A functional RG approach for the BFKL Pomeron

TL;DR

This paper develops a functional renormalization group framework to analyze the BFKL Pomeron in QCD, aiming to understand high-energy scattering and the transition to an effective reggeon field theory.

Contribution

It introduces a novel IR-regulated effective action approach for the BFKL Pomeron using functional RG equations with a specific non-local vertex truncation.

Findings

Numerical analysis of the BFKL Pomeron spectrum with an IR regulator.

Insights into the properties of leading poles in high energy scattering.

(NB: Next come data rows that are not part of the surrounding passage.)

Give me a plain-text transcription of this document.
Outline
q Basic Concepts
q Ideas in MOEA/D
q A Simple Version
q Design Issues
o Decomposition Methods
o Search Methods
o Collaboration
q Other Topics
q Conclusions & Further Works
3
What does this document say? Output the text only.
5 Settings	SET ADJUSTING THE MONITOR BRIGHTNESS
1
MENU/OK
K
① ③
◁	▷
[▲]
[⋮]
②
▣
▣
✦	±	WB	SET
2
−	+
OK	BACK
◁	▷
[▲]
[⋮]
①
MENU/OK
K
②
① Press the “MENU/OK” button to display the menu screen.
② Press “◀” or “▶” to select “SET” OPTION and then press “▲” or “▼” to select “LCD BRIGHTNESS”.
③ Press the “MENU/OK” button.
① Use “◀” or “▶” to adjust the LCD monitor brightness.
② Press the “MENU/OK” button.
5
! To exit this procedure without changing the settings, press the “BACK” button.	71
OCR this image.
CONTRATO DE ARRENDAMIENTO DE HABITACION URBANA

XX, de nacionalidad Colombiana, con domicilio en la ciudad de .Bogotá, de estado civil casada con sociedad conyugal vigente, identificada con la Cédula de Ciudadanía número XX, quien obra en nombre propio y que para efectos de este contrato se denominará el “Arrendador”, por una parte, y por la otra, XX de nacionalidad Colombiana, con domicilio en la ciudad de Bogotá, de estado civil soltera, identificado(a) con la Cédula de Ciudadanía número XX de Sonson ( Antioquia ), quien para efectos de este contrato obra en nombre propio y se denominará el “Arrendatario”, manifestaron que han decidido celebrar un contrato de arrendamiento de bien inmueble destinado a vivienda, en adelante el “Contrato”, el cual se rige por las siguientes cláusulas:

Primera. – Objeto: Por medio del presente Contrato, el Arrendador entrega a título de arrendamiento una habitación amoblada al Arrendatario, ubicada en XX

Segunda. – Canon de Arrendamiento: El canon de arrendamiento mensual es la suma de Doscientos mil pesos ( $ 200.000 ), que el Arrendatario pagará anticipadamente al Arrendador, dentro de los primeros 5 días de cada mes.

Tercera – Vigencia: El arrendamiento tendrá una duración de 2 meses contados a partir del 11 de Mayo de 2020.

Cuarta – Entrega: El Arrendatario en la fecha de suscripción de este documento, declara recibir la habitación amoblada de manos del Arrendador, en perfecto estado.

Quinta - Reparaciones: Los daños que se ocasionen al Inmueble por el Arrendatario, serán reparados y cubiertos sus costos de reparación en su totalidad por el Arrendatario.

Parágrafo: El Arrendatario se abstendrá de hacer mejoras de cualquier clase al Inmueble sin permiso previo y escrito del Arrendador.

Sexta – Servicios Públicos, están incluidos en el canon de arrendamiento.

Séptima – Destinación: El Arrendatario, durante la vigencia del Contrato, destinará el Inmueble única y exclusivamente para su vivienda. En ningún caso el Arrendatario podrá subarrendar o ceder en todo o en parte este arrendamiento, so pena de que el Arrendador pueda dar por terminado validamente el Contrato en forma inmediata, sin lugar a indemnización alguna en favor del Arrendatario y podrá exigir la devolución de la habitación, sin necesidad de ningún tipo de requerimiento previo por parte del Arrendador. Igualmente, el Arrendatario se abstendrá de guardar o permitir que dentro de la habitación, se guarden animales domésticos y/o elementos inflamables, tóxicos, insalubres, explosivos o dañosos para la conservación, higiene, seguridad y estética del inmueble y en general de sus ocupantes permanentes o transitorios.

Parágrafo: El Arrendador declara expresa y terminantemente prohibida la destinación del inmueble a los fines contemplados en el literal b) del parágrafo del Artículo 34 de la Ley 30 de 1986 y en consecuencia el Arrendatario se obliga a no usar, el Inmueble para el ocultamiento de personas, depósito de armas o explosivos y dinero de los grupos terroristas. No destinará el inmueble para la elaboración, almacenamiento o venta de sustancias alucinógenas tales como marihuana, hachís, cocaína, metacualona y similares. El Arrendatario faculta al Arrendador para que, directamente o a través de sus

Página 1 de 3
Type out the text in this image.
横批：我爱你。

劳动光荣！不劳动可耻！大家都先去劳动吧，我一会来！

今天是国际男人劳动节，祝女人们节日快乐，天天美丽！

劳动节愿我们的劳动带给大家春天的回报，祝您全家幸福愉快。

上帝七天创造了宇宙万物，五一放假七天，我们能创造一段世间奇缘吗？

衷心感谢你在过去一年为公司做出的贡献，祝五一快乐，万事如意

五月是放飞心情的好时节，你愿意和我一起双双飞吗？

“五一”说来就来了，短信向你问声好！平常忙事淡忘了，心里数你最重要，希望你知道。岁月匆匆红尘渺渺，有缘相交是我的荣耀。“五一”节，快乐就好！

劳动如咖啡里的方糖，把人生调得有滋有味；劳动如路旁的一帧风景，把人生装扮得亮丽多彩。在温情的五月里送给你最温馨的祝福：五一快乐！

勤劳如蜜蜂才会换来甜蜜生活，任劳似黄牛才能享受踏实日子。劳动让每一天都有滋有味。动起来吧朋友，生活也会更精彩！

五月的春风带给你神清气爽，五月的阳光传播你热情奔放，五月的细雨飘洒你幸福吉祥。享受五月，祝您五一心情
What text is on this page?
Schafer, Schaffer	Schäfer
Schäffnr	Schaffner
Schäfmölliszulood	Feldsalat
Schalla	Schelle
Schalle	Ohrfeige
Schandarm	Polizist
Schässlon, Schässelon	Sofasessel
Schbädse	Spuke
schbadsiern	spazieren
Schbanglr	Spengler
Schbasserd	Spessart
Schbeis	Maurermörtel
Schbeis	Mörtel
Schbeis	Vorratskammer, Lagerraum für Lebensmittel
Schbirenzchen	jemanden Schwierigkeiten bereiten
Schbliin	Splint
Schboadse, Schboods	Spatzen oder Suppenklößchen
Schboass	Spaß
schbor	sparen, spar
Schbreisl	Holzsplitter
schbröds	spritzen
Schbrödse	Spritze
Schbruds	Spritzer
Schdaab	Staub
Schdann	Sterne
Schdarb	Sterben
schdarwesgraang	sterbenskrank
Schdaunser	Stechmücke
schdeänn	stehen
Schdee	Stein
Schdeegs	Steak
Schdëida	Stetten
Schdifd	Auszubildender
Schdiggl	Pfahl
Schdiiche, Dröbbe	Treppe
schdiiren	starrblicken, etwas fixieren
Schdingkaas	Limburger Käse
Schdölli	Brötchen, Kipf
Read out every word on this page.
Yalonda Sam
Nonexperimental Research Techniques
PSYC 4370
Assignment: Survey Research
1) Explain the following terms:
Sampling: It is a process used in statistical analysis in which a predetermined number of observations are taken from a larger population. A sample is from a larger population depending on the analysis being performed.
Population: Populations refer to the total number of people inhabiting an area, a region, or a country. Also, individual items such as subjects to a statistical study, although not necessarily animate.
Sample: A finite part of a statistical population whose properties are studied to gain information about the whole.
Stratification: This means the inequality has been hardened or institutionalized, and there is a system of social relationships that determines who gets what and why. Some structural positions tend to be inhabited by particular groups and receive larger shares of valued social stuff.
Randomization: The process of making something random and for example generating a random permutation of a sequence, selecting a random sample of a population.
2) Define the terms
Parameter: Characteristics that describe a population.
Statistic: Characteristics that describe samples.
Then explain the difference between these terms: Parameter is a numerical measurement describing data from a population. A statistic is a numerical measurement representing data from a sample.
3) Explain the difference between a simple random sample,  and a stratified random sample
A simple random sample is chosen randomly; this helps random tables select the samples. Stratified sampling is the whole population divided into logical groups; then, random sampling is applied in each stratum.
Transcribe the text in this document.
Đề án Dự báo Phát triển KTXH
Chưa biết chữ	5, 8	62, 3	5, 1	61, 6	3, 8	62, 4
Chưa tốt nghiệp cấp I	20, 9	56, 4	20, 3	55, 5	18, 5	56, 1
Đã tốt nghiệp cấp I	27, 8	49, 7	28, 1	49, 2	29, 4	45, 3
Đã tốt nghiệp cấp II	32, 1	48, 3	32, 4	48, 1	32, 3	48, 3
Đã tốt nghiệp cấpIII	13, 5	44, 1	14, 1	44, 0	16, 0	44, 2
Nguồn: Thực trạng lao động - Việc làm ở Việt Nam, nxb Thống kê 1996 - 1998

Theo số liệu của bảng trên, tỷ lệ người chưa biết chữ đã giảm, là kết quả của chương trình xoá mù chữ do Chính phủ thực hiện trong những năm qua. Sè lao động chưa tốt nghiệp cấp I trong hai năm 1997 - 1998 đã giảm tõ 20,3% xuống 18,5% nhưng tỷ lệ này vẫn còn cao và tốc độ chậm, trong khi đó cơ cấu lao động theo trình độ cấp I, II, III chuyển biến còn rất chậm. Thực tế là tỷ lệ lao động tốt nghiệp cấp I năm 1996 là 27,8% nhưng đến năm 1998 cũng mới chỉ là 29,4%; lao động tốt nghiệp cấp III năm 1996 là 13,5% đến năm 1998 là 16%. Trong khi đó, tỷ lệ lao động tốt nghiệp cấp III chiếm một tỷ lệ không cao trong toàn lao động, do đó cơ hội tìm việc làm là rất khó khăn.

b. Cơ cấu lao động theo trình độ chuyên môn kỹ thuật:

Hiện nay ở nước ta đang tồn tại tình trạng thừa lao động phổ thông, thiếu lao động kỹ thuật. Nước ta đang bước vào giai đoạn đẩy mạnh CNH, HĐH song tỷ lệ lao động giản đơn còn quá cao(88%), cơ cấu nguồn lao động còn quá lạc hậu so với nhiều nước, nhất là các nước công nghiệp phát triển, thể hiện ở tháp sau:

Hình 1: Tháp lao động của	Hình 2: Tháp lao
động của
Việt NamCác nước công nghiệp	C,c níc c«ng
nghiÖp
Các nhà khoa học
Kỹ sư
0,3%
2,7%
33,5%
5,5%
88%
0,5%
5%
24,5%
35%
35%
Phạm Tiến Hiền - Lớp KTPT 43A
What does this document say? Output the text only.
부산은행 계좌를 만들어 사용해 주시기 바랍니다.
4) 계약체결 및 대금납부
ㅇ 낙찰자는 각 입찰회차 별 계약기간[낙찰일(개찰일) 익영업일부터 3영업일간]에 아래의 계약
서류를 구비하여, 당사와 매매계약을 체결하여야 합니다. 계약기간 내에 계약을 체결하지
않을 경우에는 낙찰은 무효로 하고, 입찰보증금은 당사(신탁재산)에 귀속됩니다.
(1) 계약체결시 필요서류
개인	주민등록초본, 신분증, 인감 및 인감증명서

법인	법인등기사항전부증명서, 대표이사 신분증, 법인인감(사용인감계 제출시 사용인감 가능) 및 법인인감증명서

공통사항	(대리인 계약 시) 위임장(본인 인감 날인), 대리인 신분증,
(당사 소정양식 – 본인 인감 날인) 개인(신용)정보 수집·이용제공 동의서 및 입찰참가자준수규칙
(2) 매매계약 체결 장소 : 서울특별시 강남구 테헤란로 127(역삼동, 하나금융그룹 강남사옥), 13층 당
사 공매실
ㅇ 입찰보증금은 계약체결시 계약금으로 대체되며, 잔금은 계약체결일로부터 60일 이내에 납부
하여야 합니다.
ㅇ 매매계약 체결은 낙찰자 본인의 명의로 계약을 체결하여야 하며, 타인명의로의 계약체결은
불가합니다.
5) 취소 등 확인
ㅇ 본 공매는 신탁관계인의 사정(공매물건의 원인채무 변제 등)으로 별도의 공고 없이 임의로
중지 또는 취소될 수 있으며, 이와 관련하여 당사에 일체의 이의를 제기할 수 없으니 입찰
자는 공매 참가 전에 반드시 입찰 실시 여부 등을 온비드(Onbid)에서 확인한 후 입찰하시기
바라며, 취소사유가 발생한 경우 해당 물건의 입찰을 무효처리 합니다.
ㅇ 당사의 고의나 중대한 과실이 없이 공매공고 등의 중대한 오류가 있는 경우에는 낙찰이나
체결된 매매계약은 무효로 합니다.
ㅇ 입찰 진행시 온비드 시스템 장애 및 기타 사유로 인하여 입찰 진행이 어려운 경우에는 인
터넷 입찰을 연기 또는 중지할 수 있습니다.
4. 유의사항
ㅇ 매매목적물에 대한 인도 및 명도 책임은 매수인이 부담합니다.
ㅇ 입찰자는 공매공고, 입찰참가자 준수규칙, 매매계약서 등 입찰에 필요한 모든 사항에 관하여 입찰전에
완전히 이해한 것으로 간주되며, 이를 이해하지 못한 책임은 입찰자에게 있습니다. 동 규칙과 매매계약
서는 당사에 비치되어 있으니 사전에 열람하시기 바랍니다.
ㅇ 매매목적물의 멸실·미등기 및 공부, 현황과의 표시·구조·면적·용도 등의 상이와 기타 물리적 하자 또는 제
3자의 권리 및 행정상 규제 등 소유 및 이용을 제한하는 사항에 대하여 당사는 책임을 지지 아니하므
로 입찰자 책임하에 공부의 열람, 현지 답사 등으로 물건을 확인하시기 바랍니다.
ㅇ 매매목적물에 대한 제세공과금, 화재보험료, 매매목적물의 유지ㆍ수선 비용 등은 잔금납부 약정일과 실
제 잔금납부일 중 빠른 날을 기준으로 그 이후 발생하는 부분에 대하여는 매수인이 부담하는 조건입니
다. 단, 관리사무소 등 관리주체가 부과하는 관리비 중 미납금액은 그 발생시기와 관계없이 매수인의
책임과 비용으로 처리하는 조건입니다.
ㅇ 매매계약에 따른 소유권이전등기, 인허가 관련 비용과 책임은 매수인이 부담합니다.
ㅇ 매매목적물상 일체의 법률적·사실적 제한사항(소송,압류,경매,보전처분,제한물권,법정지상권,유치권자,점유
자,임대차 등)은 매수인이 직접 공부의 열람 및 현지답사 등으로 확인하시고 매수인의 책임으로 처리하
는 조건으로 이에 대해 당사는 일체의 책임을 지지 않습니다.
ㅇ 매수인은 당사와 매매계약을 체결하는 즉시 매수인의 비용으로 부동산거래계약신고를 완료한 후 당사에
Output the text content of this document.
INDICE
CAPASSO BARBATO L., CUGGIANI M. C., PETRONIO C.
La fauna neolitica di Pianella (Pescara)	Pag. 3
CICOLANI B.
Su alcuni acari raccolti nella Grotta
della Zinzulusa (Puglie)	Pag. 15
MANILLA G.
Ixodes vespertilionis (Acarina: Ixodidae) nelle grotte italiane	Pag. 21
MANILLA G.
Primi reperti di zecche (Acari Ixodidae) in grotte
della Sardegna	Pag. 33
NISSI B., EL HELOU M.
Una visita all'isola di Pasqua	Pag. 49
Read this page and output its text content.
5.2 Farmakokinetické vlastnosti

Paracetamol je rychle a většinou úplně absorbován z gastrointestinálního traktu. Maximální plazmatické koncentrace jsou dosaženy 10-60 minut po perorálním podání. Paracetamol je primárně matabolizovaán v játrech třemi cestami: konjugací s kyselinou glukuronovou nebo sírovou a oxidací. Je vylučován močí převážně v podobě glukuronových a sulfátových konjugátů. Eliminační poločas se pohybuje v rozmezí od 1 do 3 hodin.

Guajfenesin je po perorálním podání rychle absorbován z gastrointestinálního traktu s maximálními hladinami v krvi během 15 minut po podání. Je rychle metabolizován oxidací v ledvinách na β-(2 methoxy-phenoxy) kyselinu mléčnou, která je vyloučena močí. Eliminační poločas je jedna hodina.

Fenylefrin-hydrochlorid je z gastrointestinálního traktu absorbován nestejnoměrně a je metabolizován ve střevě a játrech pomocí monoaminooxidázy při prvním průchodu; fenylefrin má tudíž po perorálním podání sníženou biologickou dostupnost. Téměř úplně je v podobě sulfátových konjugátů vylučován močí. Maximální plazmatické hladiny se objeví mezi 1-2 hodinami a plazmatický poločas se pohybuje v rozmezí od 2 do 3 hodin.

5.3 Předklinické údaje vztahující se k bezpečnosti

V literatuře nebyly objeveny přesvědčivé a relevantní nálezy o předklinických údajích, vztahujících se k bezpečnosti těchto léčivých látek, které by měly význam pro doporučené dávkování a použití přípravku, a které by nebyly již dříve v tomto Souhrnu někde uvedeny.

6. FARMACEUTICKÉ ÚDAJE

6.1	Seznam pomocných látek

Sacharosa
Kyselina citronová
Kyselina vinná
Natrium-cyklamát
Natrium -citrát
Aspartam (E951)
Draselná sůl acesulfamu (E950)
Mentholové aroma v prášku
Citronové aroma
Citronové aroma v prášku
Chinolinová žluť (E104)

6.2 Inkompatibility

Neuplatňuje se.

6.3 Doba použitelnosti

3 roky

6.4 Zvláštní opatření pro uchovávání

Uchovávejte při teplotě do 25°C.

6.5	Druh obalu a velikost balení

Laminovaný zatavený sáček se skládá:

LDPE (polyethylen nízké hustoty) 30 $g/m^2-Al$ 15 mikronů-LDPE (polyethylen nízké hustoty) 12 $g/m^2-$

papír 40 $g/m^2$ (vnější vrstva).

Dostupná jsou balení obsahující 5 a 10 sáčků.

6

Understanding the transition to a local reggeon field theory at larger distances.

Abstract

In this paper we encode the perturbative BFKL leading logarithmic resummation, relevant for the Regge limit behavior of QCD scattering amplitudes, in the IR-regulated effective action which satisfies exact functional renormalization group equations. This is obtained using a truncation with a specific infinite set of non local vertices describing the multi-Regge kinematics (MRK). The goal is to use this framework to study, in the high energy limit and at larger transverse distances the transition to a much simpler effective local reggeon field theory, whose critical properties were recently investigated in the same framework. We perform a numerical analysis of the spectrum of the BFKL Pomeron deformed by the introduction of a Wilsonian infrared regulator to understand the properties of the leading poles (states) contributing to the high energy scattering.